Um auf weniger bürokratischem Weg zu einem Kriterium zu kommen,

würde sich als Basis für die Neuberechnung der Mieten der Einheitswert anbieten. Allerdings erfolgte die Erstellung der Einheitswerte bisher immer ziemlich willkürlich und nach sehr differenzierten Gesichtspunkten, so daß auf dieser Basis Mietengerechtigkeit nicht erzielt werden dürfte.

Die beste Lösung wäre wohl ein bereits vor vielen Jahren gemachter Vorschlag, welchen man offenbar in der Zwischenzeit vergessen hat, was nunmehr zur Fiktion führt, daß man mit dem Problem einer Objektivierung der Altmieten totales Neuland betreten würde und erst mühevoll neue Ideen erarbeiten müßte. Dieser vergessene Vorschlag war ein Punktesystem: Als Basis wäre die Substan- dard-Wohnung im „Bassena-Haus“ anzunehmen, wobei für jeden Vorteil dieser gegenüber - sowohl was die Wohnung selbst als auch das Haus und die Wohngegend betrifft - ein oder mehrere Punkte aufgeschlagen würden.

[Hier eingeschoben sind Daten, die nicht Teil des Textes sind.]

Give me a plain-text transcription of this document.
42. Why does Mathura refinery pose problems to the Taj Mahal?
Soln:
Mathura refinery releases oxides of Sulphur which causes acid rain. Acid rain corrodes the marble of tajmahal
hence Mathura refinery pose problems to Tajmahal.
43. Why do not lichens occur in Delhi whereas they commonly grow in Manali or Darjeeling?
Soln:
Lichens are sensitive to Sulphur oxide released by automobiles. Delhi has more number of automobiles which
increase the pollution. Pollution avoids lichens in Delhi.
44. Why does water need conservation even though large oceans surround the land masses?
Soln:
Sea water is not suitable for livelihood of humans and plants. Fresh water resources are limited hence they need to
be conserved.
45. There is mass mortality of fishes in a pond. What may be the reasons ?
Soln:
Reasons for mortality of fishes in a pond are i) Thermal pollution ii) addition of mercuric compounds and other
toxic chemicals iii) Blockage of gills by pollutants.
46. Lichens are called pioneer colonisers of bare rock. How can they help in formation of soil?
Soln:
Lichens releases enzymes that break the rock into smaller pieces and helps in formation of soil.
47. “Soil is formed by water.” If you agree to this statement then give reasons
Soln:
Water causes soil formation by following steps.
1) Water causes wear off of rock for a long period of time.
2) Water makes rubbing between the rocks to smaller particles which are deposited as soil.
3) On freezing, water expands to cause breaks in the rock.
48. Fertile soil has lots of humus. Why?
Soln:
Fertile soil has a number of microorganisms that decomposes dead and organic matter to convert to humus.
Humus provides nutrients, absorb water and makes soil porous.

Diese Aufschläge müßten groß genug sein, um der Hausinhabung den Anreiz zu bieten, Vef besserungsarbeiten durchzuführen. Gerade die Tatsache nämlich, daß von den Hausinhabungen durchgeführte Verbesserungen der Wohnqualität - sei es für die einzelne Wohnung, sei es für das ganze Haus (Lift, Zentralheizung, Hausgärten usw.) - bisher auf die Zinshöhe ohne Einfluß geblieben sind, hat ja dazu geführt, daß der Wohnungsstandard im Altbau auf dem Niveau von 1914 eingefroren ist.

Ein derartiges Punktesystem würde die Möglichkeit einer unbürokratischen Festsetzung der neuen Mieten bieten. Die Behörden und Gerichte müßten nur in jenen Fällen eingeschaltet werden, in denen die Interpretation einzelner Punkte kontroversiell ist. Je detaillierter und exakter diese aber erstellt wurden, desto weniger Streitfragen werden sich ergeben.

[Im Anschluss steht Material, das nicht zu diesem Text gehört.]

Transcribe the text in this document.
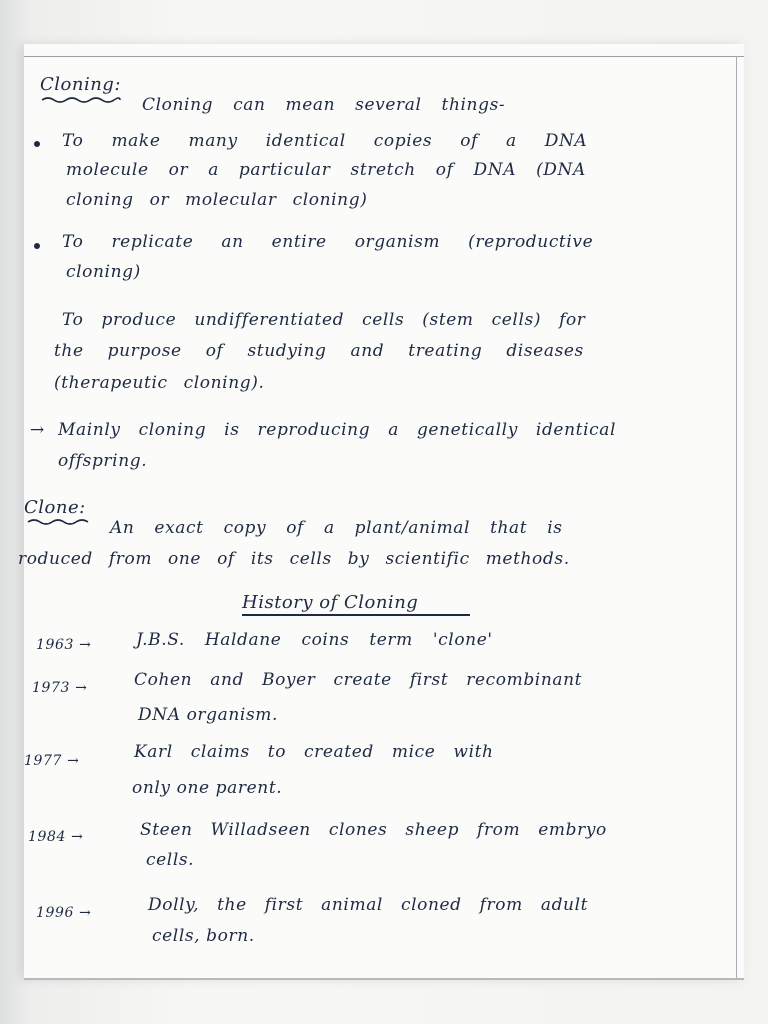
Cloning:
Cloning can mean several things-
To make many identical copies of a DNA
molecule or a particular stretch of DNA (DNA
cloning or molecular cloning)
To replicate an entire organism (reproductive
cloning)
To produce undifferentiated cells (stem cells) for
the purpose of studying and treating diseases
(therapeutic cloning).
→ Mainly cloning is reproducing a genetically identical
offspring.
Clone:
An exact copy of a plant/animal that is
roduced from one of its cells by scientific methods.
History of Cloning
1963 →	J.B.S. Haldane coins term 'clone'
1973 →	Cohen and Boyer create first recombinant
DNA organism.
1977 →	Karl claims to created mice with
only one parent.
1984 →	Steen Willadseen clones sheep from embryo
cells.
1996 →	Dolly, the first animal cloned from adult
cells, born.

Selbstverständlich dürften Verbesserungsarbeiten, welche die derzeitigen Mieter selbst durchgeführt haben, nicht für die Zinsberechnung ins Kalkül gezogen werden. Allerdings wird es sich für die Praxis empfehlen, einen Stichzeitpunkt festzulegen, da über Jahrzehnte hinweg wohl kaum mehr der Urheber der Einbauten eruiert werden kann.

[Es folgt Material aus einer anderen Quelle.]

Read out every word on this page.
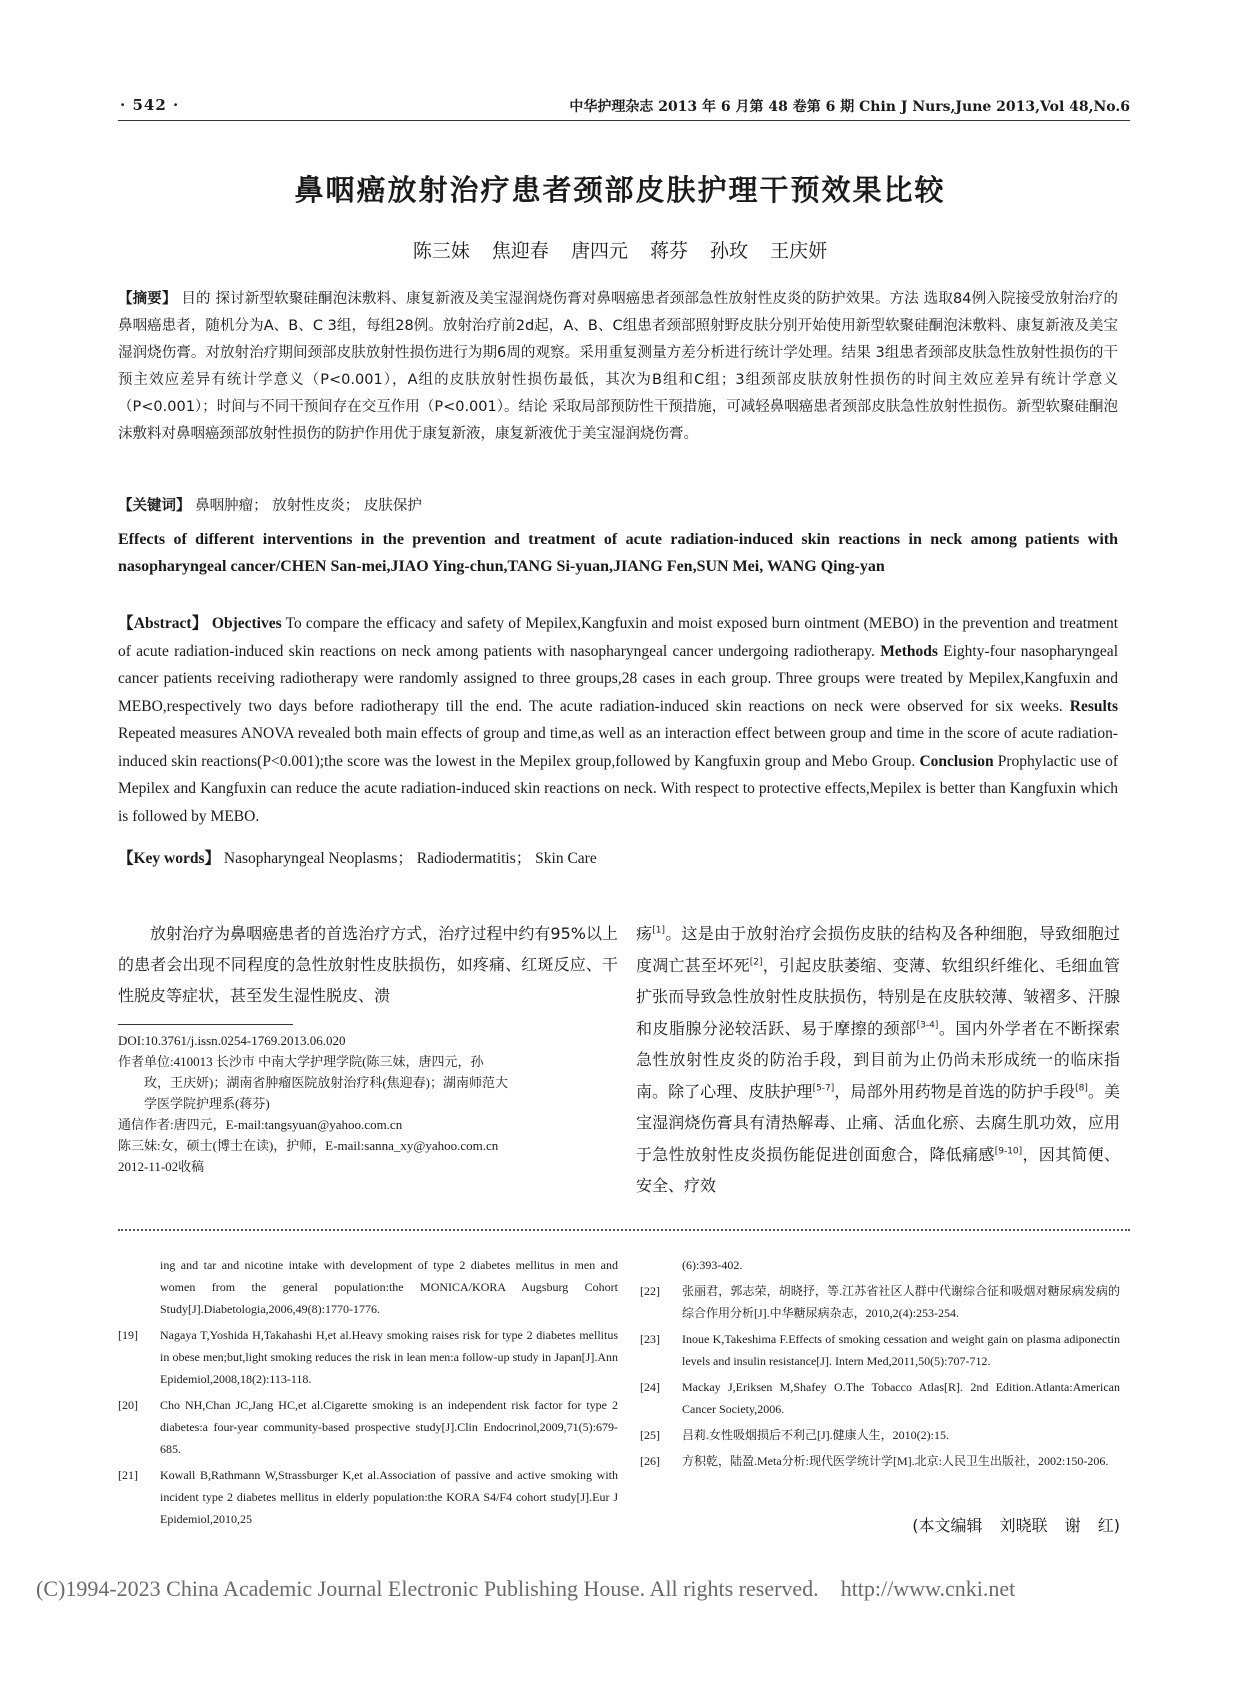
· 542 ·	中华护理杂志 2013 年 6 月第 48 卷第 6 期 Chin J Nurs,June 2013,Vol 48,No.6
鼻咽癌放射治疗患者颈部皮肤护理干预效果比较
陈三妹 焦迎春 唐四元 蒋芬 孙玫 王庆妍
【摘要】 目的 探讨新型软聚硅酮泡沫敷料、康复新液及美宝湿润烧伤膏对鼻咽癌患者颈部急性放射性皮炎的防护效果。方法 选取84例入院接受放射治疗的鼻咽癌患者，随机分为A、B、C 3组，每组28例。放射治疗前2d起，A、B、C组患者颈部照射野皮肤分别开始使用新型软聚硅酮泡沫敷料、康复新液及美宝湿润烧伤膏。对放射治疗期间颈部皮肤放射性损伤进行为期6周的观察。采用重复测量方差分析进行统计学处理。结果 3组患者颈部皮肤急性放射性损伤的干预主效应差异有统计学意义（P<0.001），A组的皮肤放射性损伤最低，其次为B组和C组；3组颈部皮肤放射性损伤的时间主效应差异有统计学意义（P<0.001）；时间与不同干预间存在交互作用（P<0.001）。结论 采取局部预防性干预措施，可减轻鼻咽癌患者颈部皮肤急性放射性损伤。新型软聚硅酮泡沫敷料对鼻咽癌颈部放射性损伤的防护作用优于康复新液，康复新液优于美宝湿润烧伤膏。
【关键词】 鼻咽肿瘤； 放射性皮炎； 皮肤保护
Effects of different interventions in the prevention and treatment of acute radiation-induced skin reactions in neck among patients with nasopharyngeal cancer/CHEN San-mei,JIAO Ying-chun,TANG Si-yuan,JIANG Fen,SUN Mei, WANG Qing-yan
【Abstract】 Objectives To compare the efficacy and safety of Mepilex,Kangfuxin and moist exposed burn ointment (MEBO) in the prevention and treatment of acute radiation-induced skin reactions on neck among patients with nasopharyngeal cancer undergoing radiotherapy. Methods Eighty-four nasopharyngeal cancer patients receiving radiotherapy were randomly assigned to three groups,28 cases in each group. Three groups were treated by Mepilex,Kangfuxin and MEBO,respectively two days before radiotherapy till the end. The acute radiation-induced skin reactions on neck were observed for six weeks. Results Repeated measures ANOVA revealed both main effects of group and time,as well as an interaction effect between group and time in the score of acute radiation-induced skin reactions(P<0.001);the score was the lowest in the Mepilex group,followed by Kangfuxin group and Mebo Group. Conclusion Prophylactic use of Mepilex and Kangfuxin can reduce the acute radiation-induced skin reactions on neck. With respect to protective effects,Mepilex is better than Kangfuxin which is followed by MEBO.
【Key words】 Nasopharyngeal Neoplasms； Radiodermatitis； Skin Care
放射治疗为鼻咽癌患者的首选治疗方式，治疗过程中约有95%以上的患者会出现不同程度的急性放射性皮肤损伤，如疼痛、红斑反应、干性脱皮等症状，甚至发生湿性脱皮、溃
疡[1]。这是由于放射治疗会损伤皮肤的结构及各种细胞，导致细胞过度凋亡甚至坏死[2]，引起皮肤萎缩、变薄、软组织纤维化、毛细血管扩张而导致急性放射性皮肤损伤，特别是在皮肤较薄、皱褶多、汗腺和皮脂腺分泌较活跃、易于摩擦的颈部[3-4]。国内外学者在不断探索急性放射性皮炎的防治手段，到目前为止仍尚未形成统一的临床指南。除了心理、皮肤护理[5-7]，局部外用药物是首选的防护手段[8]。美宝湿润烧伤膏具有清热解毒、止痛、活血化瘀、去腐生肌功效，应用于急性放射性皮炎损伤能促进创面愈合，降低痛感[9-10]，因其简便、安全、疗效
DOI:10.3761/j.issn.0254-1769.2013.06.020
作者单位:410013 长沙市 中南大学护理学院(陈三妹，唐四元，孙
玫，王庆妍)；湖南省肿瘤医院放射治疗科(焦迎春)；湖南师范大
学医学院护理系(蒋芬)
通信作者:唐四元，E-mail:tangsyuan@yahoo.com.cn
陈三妹:女，硕士(博士在读)，护师，E-mail:sanna_xy@yahoo.com.cn
2012-11-02收稿
ing and tar and nicotine intake with development of type 2 diabetes mellitus in men and women from the general population:the MONICA/KORA Augsburg Cohort Study[J].Diabetologia,2006,49(8):1770-1776.
[19]	Nagaya T,Yoshida H,Takahashi H,et al.Heavy smoking raises risk for type 2 diabetes mellitus in obese men;but,light smoking reduces the risk in lean men:a follow-up study in Japan[J].Ann Epidemiol,2008,18(2):113-118.
[20]	Cho NH,Chan JC,Jang HC,et al.Cigarette smoking is an independent risk factor for type 2 diabetes:a four-year community-based prospective study[J].Clin Endocrinol,2009,71(5):679-685.
[21]	Kowall B,Rathmann W,Strassburger K,et al.Association of passive and active smoking with incident type 2 diabetes mellitus in elderly population:the KORA S4/F4 cohort study[J].Eur J Epidemiol,2010,25
(6):393-402.
[22]	张丽君，郭志荣，胡晓抒，等.江苏省社区人群中代谢综合征和吸烟对糖尿病发病的综合作用分析[J].中华糖尿病杂志，2010,2(4):253-254.
[23]	Inoue K,Takeshima F.Effects of smoking cessation and weight gain on plasma adiponectin levels and insulin resistance[J]. Intern Med,2011,50(5):707-712.
[24]	Mackay J,Eriksen M,Shafey O.The Tobacco Atlas[R]. 2nd Edition.Atlanta:American Cancer Society,2006.
[25]	吕莉.女性吸烟损后不利己[J].健康人生，2010(2):15.
[26]	方积乾，陆盈.Meta分析:现代医学统计学[M].北京:人民卫生出版社，2002:150-206.
(本文编辑 刘晓联 谢 红)
(C)1994-2023 China Academic Journal Electronic Publishing House. All rights reserved. http://www.cnki.net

Um derart delikate und schmerzhafte Operationen, wie sie Mietenreformen sind, in Zukunft möglichst zu vermeiden, wird es sich auch empfehlen, eine Indexbindung für die neu festgesetzten Mieten einzuführen. Eine sukzessive Hinaufsetzung parallel zur jeweiligen Inflationsrate ist zweifellos leichter zu ertragen als abrupte Erhöhungen.